Me detuve a dos metros de ella.

—De verdad que quiero estar equivocado acerca de esto —dije.

No respondió. Sus labios se movieron. Sus manos se movieron por debajo de la tela gruesa negra. El objeto grande dentro de la mochila cambió un poco de posición.

—Necesito verle las manos —dije.

No respondió.

—Soy policía —mentí—. La puedo ayudar.

No respondió.

—Podemos hablar —dije.

No respondió.

Me solté de las barras de las que estaba agarrado y dejé caer mis manos a los lados. Así resultaba más pequeño. Menos amenazador. Tan solo un semejante. Me quedé tan quieto como me lo permitía el tren en movimiento. No hice nada. No tenía opción. Ella necesitaba una fracción de segundo. Yo necesitaba más que eso. Salvo por el hecho de que no había absolutamente nada que yo pudiera hacer. Podría haber cogido la mochila e intentado quitársela. Pero la tenía colgada alrededor del cuerpo y la correa era una banda ancha de algodón grueso. El mismo tejido que una manguera de incendios. Estaba prelavado y pregastado y preenvejecido como vienen ahora las cosas nuevas pero aún así sería muy fuerte. Habría terminado sacándola del asiento y tirándola al suelo.
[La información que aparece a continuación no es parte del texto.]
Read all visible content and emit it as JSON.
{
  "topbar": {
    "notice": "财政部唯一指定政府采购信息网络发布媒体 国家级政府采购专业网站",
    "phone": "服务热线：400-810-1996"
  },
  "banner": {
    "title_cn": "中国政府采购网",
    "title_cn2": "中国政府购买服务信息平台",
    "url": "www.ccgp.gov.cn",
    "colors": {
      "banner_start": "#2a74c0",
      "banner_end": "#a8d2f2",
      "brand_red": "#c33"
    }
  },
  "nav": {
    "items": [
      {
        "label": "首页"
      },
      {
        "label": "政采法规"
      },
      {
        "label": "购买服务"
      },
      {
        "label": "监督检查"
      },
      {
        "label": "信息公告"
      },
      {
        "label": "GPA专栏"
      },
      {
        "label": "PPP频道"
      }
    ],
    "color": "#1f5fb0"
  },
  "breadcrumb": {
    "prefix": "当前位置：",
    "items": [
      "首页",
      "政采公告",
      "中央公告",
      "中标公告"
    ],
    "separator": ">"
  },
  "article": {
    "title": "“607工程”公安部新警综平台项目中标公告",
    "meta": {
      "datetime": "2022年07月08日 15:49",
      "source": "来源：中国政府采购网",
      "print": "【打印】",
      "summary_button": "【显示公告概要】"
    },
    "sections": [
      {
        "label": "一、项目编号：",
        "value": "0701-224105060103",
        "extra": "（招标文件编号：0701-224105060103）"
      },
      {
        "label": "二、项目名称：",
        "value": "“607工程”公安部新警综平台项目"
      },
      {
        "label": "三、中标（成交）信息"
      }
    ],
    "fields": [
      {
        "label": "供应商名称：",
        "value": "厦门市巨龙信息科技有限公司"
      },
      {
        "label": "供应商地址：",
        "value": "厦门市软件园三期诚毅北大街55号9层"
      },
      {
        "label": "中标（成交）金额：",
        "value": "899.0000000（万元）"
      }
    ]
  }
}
Salvo por el hecho de que nunca podría haberme acercado a ella. Ella habría apretado el botón antes de que mi mano estuviera a mitad de camino.

Podría haber intentado tirar de la mochila hacia arriba y barrer por detrás con mi otra mano para arrancar de las terminales el cable detonante. Salvo por el hecho de que, en beneficio de su movilidad, habría tanto cable de más que yo habría necesitado tirar de él haciendo un arco gigante de sesenta centímetros antes de encontrar alguna resistencia. Momento para el cual ella ya habría accionado el botón, aunque solo fuera como consecuencia de un shock involuntario.

Podría haber cogido su abrigo e intentado desconectar algunos otros cables. Pero entre los cables y yo había unas gruesas acumulaciones de plumas de ganso. Un recubrimiento resbaloso de nylon. Ninguna percepción, ninguna sensación.

Ninguna esperanza.

Podría haber intentado incapacitarla. Golpearla fuerte en la cabeza, noquearla, un puñetazo, instantáneo. Pero por más veloz que yo siga siendo, un swing decente desde una distancia de sesenta centímetros habría tardado casi medio segundo. Ella tenía que mover el pulgar menos de medio centímetro.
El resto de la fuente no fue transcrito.